OTTAWA – Religious congregations and faith groups from across Canada have urged Canada's finance minister to put a price on carbon emissions to combat climate change.

The 53 groups asked Finance Minister Joe Oliver to have the Canadian government "set a clear, reliable and effective price for carbon emissions with the goal of reducing greenhouse gas emissions and limiting catastrophic climate change."

The letter was made public April 14, the day after Ontario announced it would bring in a cap and trade system to reduce carbon emissions.

The province will cap the allowable levels of emissions and allow those industries that exceeded them to trade permits with those that have burned less. Quebec already has a cap and trade system in place.

British Columbia took a different route and introduced a carbon tax in 2008. The letter does not specify how to price carbon emissions.

The groups who wrote the letter to Oliver describe themselves as "religious institutional investors" who represent more than $2 billion in assets.
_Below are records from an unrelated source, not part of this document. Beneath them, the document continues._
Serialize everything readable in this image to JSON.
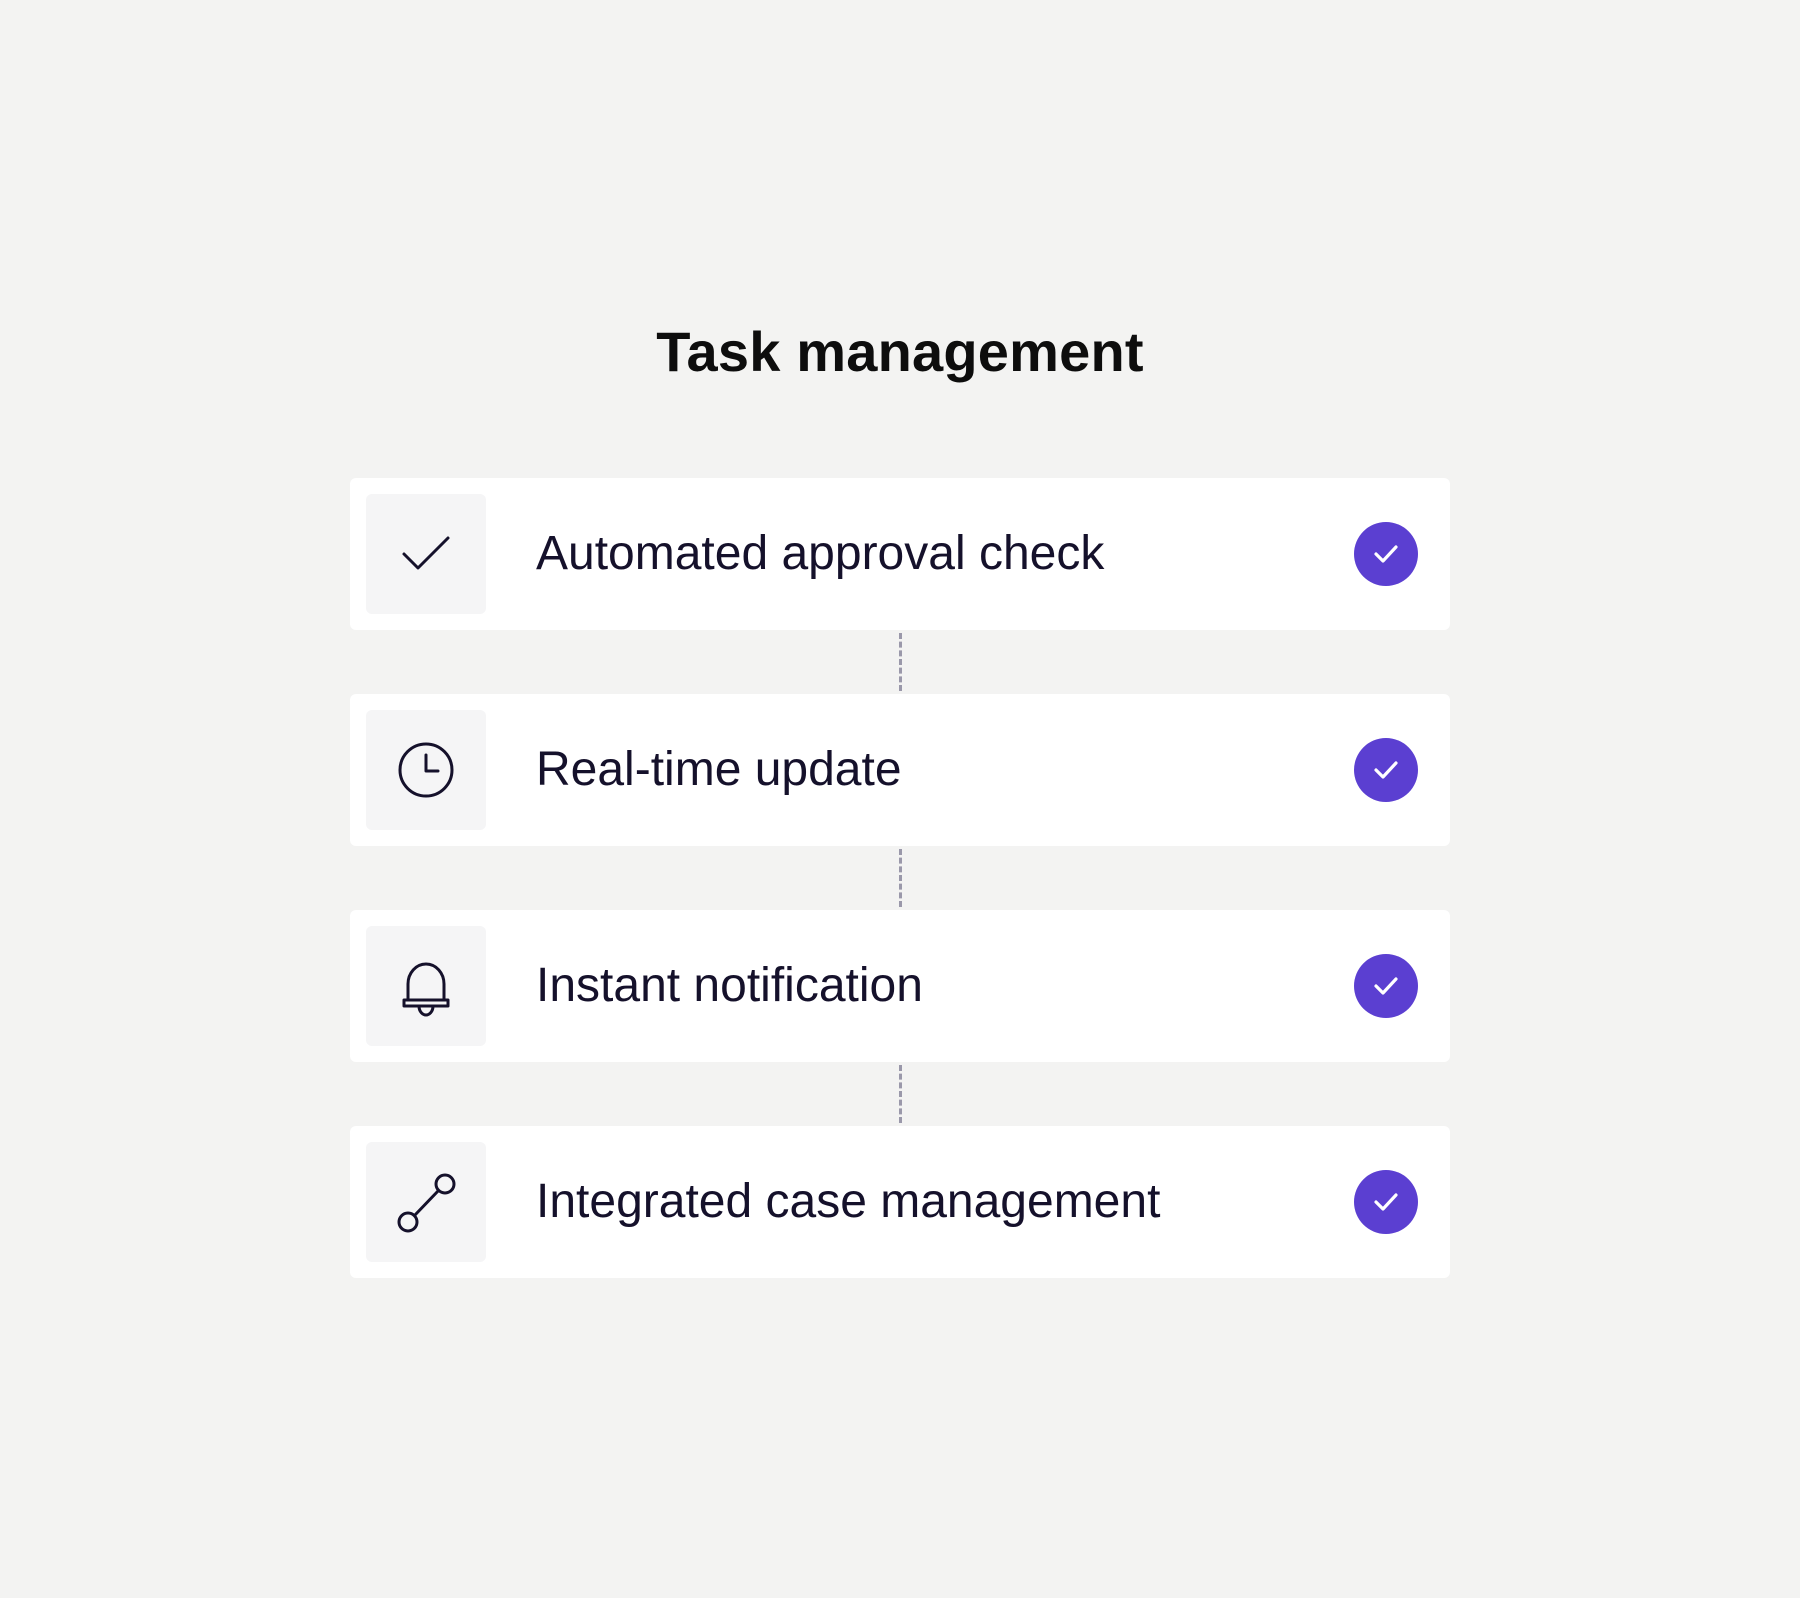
{
  "page": {
    "title": "Task management"
  },
  "colors": {
    "background": "#f3f3f2",
    "card": "#ffffff",
    "icon_box": "#f5f5f6",
    "accent": "#5b3fd1",
    "icon_stroke": "#15112b",
    "connector": "#9a98aa"
  },
  "tasks": [
    {
      "label": "Automated approval check",
      "icon": "check-icon",
      "status": "completed"
    },
    {
      "label": "Real-time update",
      "icon": "clock-icon",
      "status": "completed"
    },
    {
      "label": "Instant notification",
      "icon": "bell-icon",
      "status": "completed"
    },
    {
      "label": "Integrated case management",
      "icon": "connection-icon",
      "status": "completed"
    }
  ]
}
While noting the care of creation is part of the groups' faith traditions, the letter stressed the links between the economy and care for the environment and does not specify how carbon emissions should be priced.

"It is all of our responsibility to take serious action on climate change," said Bridget Doherty, who works for the Justice, Peace and Integrity of Creation office for the Sisters of Providence of St. Vincent de Paul, based in Kingston, Ont.

"Climate change is real and we know we have a real responsibility to do the right thing not just for generations now but also in the future."

The Sisters of Providence joined the Jesuits of English Canada, the Oblates of Mary Immaculate, the Loretto Sisters, the Presentation Sisters, the Congregation of the Holy Cross, the Redemptorists, and many other religious congregations in French and English Canada from across the country in signing the letter.

The Anglican Church of Canada, Evangelical Lutheran groups, the Canadian Friends Service Committee, Citizens for Public Justice, the United Church of Canada's pension fund and other faith institutions also signed.

Anne-Marie Jackson, spokesperson for Jesuits in English Canada, said Jesuit provincial Father Peter Bisson signed because of the longstanding interest Jesuits have in the effects of the economic crisis, the erosion of the environment and climate change on the poor, marginalized and vulnerable populations.

The economy and environment are "inextricably linked," Jackson said.

"Both a carbon tax and cap and trade are two different ways of coming at some of the change that's needed," she said. "We definitely feel this federal government needs to be taking a much stronger stand on either a carbon tax or cap and trade."


"A carbon tax is a simpler way of doing it," she said.

Doherty said for industry and consumers alike, a carbon tax makes it clearer what price they are going to pay, giving them more certainty.

Collecting a price on carbon is one thing, Doherty said. "It is also important that any money collected is used wisely for better public transportation, high speed rail, renewable energy and further measures."